On Wed, Feb 27, 2013 at 11:52 AM, Tom Rondeau <address@hidden> wrote:
> On Wed, Feb 27, 2013 at 11:38 AM, Marcus D. Leech <address@hidden> wrote:
>> On 27/02/13 10:08 AM, Tom Rondeau wrote:
>>>
>>> On the other hand, one of the major areas of work that we are still
>>> pursuing lies in the RF front end. We have wideband systems. Ettus has
>>> produced a number of daughterboards that cover multiple GHz of
>>> spectrum, which is fantastic. But through that, we suffer a bit on the
>>> amplifiers and filters needed for some kinds of communications tasks.
>>> What Ettus has done is produced very good IP3s, NFs, gains, etc over
>>> these large bandwidths, but that doesn't exactly compare to having a
>>> filter and amplifier specific to a small bandwidth for something like
>>> cellular communications. Or even, for that matter, antennas for
>>> various waveforms.
>>>
>>> Even today's wideband RFICs tend to have a lot of tweakable/tunable
>>> parameters to meet specific needs of different areas of spectrum. Are
>>> there software solutions that could be used to automatically adjust
>>> these parameters? Or an RLC matching circuit? Some of this, I know,
>>> requires advances in the materials and components to make any sense,
>>> in other cases the feedback loop could be a bit long to make any
>>> significant impact. But it's fun to think about.

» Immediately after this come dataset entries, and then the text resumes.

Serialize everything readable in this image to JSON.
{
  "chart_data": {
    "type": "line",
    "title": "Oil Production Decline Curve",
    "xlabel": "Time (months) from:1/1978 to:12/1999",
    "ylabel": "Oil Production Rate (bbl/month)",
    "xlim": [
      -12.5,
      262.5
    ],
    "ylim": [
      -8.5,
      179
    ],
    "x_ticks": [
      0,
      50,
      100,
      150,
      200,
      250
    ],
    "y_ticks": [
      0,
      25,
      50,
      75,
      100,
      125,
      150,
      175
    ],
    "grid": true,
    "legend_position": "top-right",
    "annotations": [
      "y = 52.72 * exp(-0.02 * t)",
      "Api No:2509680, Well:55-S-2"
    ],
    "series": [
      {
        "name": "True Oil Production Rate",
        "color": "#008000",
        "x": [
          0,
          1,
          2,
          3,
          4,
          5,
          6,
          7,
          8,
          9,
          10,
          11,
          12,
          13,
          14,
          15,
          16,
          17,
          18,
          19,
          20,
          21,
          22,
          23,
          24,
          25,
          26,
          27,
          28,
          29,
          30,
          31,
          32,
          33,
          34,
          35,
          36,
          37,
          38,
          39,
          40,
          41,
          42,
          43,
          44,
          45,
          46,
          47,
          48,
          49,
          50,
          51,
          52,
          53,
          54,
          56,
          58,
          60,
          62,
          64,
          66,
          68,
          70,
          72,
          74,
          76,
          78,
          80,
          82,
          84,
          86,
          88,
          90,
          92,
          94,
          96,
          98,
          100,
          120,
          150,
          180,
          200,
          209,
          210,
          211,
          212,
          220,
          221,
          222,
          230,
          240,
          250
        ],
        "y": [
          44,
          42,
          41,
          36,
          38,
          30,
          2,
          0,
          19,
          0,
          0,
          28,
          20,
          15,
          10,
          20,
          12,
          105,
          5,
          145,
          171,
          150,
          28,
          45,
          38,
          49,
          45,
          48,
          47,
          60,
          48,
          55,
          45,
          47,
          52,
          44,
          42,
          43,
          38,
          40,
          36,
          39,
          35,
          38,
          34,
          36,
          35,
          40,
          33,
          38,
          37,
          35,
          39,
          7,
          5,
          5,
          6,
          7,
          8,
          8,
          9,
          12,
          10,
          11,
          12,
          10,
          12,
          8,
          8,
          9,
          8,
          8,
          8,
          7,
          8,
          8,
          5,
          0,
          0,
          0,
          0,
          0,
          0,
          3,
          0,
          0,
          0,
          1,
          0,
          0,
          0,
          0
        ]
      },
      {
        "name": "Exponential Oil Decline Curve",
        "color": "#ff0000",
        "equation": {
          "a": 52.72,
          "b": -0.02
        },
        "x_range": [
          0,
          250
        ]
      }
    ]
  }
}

Goes back to my
>>> dissertation days, actually :)
>>>
>>> Tom
>>>
>> In some sense, what we're talking about here is the difference between
>> Software *Controlled* Radio, and
>>   Software *Defined* Radio.
>>
>> A chain of DSP blocks applies a series of mathematical transforms to a
>> digitized signal, in similar ways
>>   to the way a series of R/L/C/Gain components do to an analog signal.
>> One can think of the R/L/C approach
>>   as performing rough *approximations* to a transform that is defined in
>> strict mathematical terms.  The DSP
>>   approach, in general, is able to achieve a higher "fidelity" of those
>> transforms with a higher degree of
>>   flexibility and reconfigurability than could possibly be achieved with
>> analog hardware. Although, at some
>>   considerable cost--a simple FM demodulator chip is $0.35 in bulk,
>> whereas the amount of compute-gear you
>>   require to do the same thing is considerably more costly.  But DSP/SDR
>> doesn't require that you break out
>>   the soldering iron and parts bin every time you want to
>> tweak/repurpose things.
>>
>> Now, having said that, the notion of having some kind of "tracking"
>> filtering isn't a bad idea, the problem comes
>>   down to implementation, and the cost trade-offs involved.
>> Considering things like daughter cards covering
>>   30Mhz to 4.4Ghz, exactly how many "cuts" across that bandwidth do you
>> make, and how much are people
>>   willing to pay for additional dynamic range implied by band-limiting
>> at the RF end of things?  The technology
>>   is mostly there -- GaAsFET RF switches, LTCC filter modules, saw
>> filters, dielectric filters, etc, are all out there.
>>   But almost any "hard" decision made by the manufacturer in such things
>> is likely to be "wrong" in enough cases
>>   that perhaps all of that should be done externally to a daughtercard,
>> with provision for a generic switching
>>   interface (like the existing GPIOs on many Ettus daughtercards).
>
> Well said.
>
>> In an ideal world, you wouldn't need much front-end filtering.  Your
>> gain stages would be uber-linear up to ridiculous
>>   input powers, and you'd have a 24-bit ADC sampling at several Gsps.
>> We aren't anywhere near there yet.
>
> Yeah.... that's a hard one to swallow. The near-far problem in some
> bands makes even what you're considering here problematic. ~140 dB
> dynamic range does sound pretty good for most things, though :)
>
> There are other proposed solutions out there that take this concept
> even farther but require much greater investment in hardware cost
> (we're talking multiple ADCs, DSP units, etc.).
>
> But we're still going to need front end filtering and amplifiers for a
> while longer. Oh, and let's still not forget the antenna, though there
> are decent solutions for narrowband signals over large bandwidths
> (that is, good performance over a large bandwidth with varying group
> delays along the way, so you can only get away with narrowband signals
> or clever correction algorithms).
>
> Tom
>
>
>> --
>> Principal Investigator
>> Shirleys Bay Radio Astronomy Consortium
>> http://www.sbrac.org


For those interested, this DARPA project was pointed out to me:
https://www.fbo.gov/index?s=opportunity&mode=form&id=7c438631d57659b7b9f932df6d3da484&tab=core&_cview=1

Here's a brief write-up that summarizes the effort (apologies for the
in-your-face ad at the top):
http://www.militaryaerospace.com/articles/2012/08/darpa-rf-fpga.html

Tom